В парадном зале замка пациенты сидели на скамьях. Воспользовавшись рассеянностью персонала, они передавали из рук в руки литровую бутылку "Кирави", из которой пили через соломинку. На сцене около дюжины человек играли на разных музыкальных инструментах: пианино, саксофоне и рожке. Они пели: "Волнующая сладость и истома первого объятия..."
Некоторые зрители непрерывно аплодировали.
Мелодия песни проникала в комнату Жюли, но слов нельзя было разобрать.
В квадратной комнате с бледно-зелеными стенами стояли белая кровать, стол и стул. На окне была металлическая штора. На стене висела репродукция картины Ван Гога, изображавшей колосья пшеницы. Жюли стояла перед своим багажом: картонным чемоданом и полотняной сумкой. Это была высокая хрупкая девушка с впалыми щеками, густыми, рассыпанными по плечам черными волосами. У нее было бледное лицо с ярко накрашенным ртом. Она была красивой, но красотой несколько грубоватой. Ее можно было принять за переодетого юношу. Твидовый костюм был не по сезону теплым. Из коротких рукавов высовывались худые руки с большими смуглыми кистями.
В комнату вошла медсестра, крупная, похожая на лошадь женщина.
– Он приехал, – сообщила она.
– Уже?
– Вы не довольны?
– Я встревожена.
– Не волнуйтесь, милочка. У него хорошая репутация. Он занимается благотворительностью.
– Да, я знаю, – вздохнула Жюли.
Сестра подхватила чемодан, Жюли взяла сумку и последовала за ней. Выйдя наружу, женщины направились к угловой башне. Стояла чудная погода. Была весна. Перед фасадом замка Жюли заметила "линкольн". Шофер в черных очках читал газету. Он повернулся в сторону Жюли.
Женщины вошли в башню, по коридору подошли к двери, обитой белой кожей, и нажали кнопку переговорного устройства.
– Входите, входите.
Войдя в кабинет, Жюли оглядела рыжего, удивившись его моложавому виду и молодежному стилю одежды. Розенфельд поднялся ей навстречу с трубкой во рту. Лицо его было не таким веселым, как обычно.
– Жерар Хартог, Жюли Балланже, – представил он.
Хартог уставился на Жюли.
– Я предлагаю сейчас же отправиться в путь. Поговорим по дороге.
– Что? Уже?
– Вы могли бы прогуляться немного по парку, – предложил Розенфельд. – Познакомитесь. Жюли очень взволнована тем, что навсегда расстается с нами. Ведь она прожила здесь пять лет. Ее легко понять.
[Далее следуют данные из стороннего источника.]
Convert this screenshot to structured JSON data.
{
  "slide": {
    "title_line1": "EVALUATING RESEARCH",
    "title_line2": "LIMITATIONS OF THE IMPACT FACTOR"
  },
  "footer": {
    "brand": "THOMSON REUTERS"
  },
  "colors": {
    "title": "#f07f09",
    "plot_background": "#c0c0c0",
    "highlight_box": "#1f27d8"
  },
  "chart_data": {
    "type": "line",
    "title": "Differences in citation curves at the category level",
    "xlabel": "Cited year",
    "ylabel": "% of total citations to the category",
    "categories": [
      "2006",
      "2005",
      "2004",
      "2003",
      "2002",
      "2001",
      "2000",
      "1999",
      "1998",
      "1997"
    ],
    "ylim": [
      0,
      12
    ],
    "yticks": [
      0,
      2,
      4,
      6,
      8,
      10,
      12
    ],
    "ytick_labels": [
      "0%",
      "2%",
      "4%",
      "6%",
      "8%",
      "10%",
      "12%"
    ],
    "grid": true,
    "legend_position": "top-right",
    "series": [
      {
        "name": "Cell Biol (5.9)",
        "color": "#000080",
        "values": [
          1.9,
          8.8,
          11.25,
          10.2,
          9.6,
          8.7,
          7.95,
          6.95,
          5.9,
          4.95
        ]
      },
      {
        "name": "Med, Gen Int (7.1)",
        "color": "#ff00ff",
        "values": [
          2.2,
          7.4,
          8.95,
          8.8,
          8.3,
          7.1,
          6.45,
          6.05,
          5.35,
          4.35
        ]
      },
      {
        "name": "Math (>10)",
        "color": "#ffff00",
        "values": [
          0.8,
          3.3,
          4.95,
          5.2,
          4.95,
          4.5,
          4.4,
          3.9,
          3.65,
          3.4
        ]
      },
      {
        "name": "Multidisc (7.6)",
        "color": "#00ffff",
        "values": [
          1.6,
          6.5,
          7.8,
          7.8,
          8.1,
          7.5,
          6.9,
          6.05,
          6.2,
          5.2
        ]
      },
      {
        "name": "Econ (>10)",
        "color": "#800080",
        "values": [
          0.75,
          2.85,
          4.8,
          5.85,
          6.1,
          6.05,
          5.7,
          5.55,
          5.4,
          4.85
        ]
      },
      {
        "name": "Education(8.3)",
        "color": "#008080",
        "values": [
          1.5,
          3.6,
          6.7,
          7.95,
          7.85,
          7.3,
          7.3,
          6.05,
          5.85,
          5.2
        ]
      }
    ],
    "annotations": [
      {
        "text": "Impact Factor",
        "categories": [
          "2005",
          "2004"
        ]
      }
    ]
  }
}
– Мне некогда, – сказал Хартог. – Идемте, Жюли, не будем терять времени.
– У пруда я мог бы предложить вам прохладительные напитки, – продолжал настаивать Розенфельд, но уже менее уверенным тоном.
Хартог даже не ответил ему. Он схватил чемодан Жюли и протянул руку доктору. Тот вяло пожал ее.
– Жюли, – сказал Розенфельд, – нет необходимости говорить вам, что...
– Очень справедливое замечание, – грубо оборвал его Хартог.
Он взял девушку под локоть и увлек ее к выходу.